Berlioz, who was a non-believer, was nonetheless so moved by the text of the Catholic Requiem that he jumped at the chance to compose a setting for it. Berlioz being Berlioz, the Grande Messe des Morts is sui generis: there really is nothing else like it in the history of music.

I have listened to well over half the recordings ever made of the Requiem, and I have seen it performed twice: the performance conducted by Sir Colin Davis at St Paul’s in London, in July of 2001, stands as one of the two or three greatest experiences of my life.

Recordings of the Requiem used to be quite rare. Understandably so; since a performance requires huge forces, including a choir numbering in the hundreds, and four extra brass choirs positioned separately from the rest of the orchestra. When Colin Davis recorded his benchmark performance, in 1969, there were few other disks in the catalog—Munch, Abravenel, Bernstein, Ormandy. All of them (except the Ormandy) clocked in at well over 80 minutes (Davis’s is close to 90 minutes).
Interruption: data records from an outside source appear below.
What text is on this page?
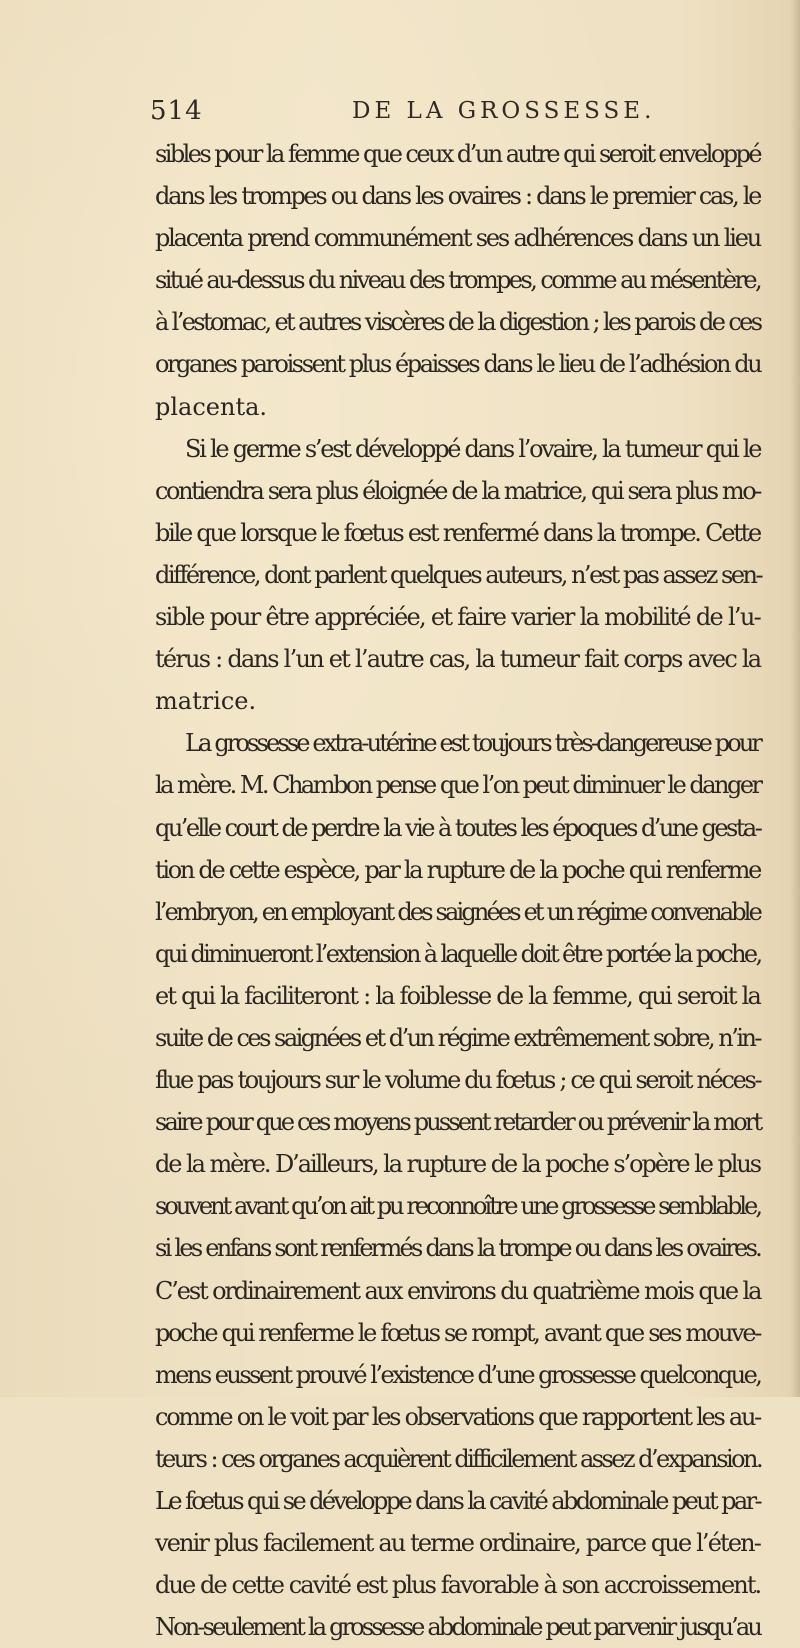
514	DE LA GROSSESSE.
sibles pour la femme que ceux d’un autre qui seroit enveloppé
dans les trompes ou dans les ovaires : dans le premier cas, le
placenta prend communément ses adhérences dans un lieu
situé au-dessus du niveau des trompes, comme au mésentère,
à l’estomac, et autres viscères de la digestion ; les parois de ces
organes paroissent plus épaisses dans le lieu de l’adhésion du
placenta.
Si le germe s’est développé dans l’ovaire, la tumeur qui le
contiendra sera plus éloignée de la matrice, qui sera plus mo-
bile que lorsque le fœtus est renfermé dans la trompe. Cette
différence, dont parlent quelques auteurs, n’est pas assez sen-
sible pour être appréciée, et faire varier la mobilité de l’u-
térus : dans l’un et l’autre cas, la tumeur fait corps avec la
matrice.
La grossesse extra-utérine est toujours très-dangereuse pour
la mère. M. Chambon pense que l’on peut diminuer le danger
qu’elle court de perdre la vie à toutes les époques d’une gesta-
tion de cette espèce, par la rupture de la poche qui renferme
l’embryon, en employant des saignées et un régime convenable
qui diminueront l’extension à laquelle doit être portée la poche,
et qui la faciliteront : la foiblesse de la femme, qui seroit la
suite de ces saignées et d’un régime extrêmement sobre, n’in-
flue pas toujours sur le volume du fœtus ; ce qui seroit néces-
saire pour que ces moyens pussent retarder ou prévenir la mort
de la mère. D’ailleurs, la rupture de la poche s’opère le plus
souvent avant qu’on ait pu reconnoître une grossesse semblable,
si les enfans sont renfermés dans la trompe ou dans les ovaires.
C’est ordinairement aux environs du quatrième mois que la
poche qui renferme le fœtus se rompt, avant que ses mouve-
mens eussent prouvé l’existence d’une grossesse quelconque,
comme on le voit par les observations que rapportent les au-
teurs : ces organes acquièrent difficilement assez d’expansion.
Le fœtus qui se développe dans la cavité abdominale peut par-
venir plus facilement au terme ordinaire, parce que l’éten-
due de cette cavité est plus favorable à son accroissement.
Non-seulement la grossesse abdominale peut parvenir jusqu’au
Now, I notice that conductors are speeding up the Requiem. Ozawa’s Boston reading and Spano’s Atlanta performance both fit easily onto one CD (and I hope that tempos weren’t chosen with the intention of squeezing onto a single disk). More recent excellent performances by McCreesh and Nelson offer more reasonable tempos that breathe as the music demands. For my money, the Offertorium gives one more musical magic per unit time than any other music I’ve ever heard, and the range of interpretations is very broad with regards to tempo: Ozawa is well under eight minutes, while Davis’s last recording runs well over 11 minutes. McCreesh and Nelson in their recent recordings strike a good balance around 10 minutes.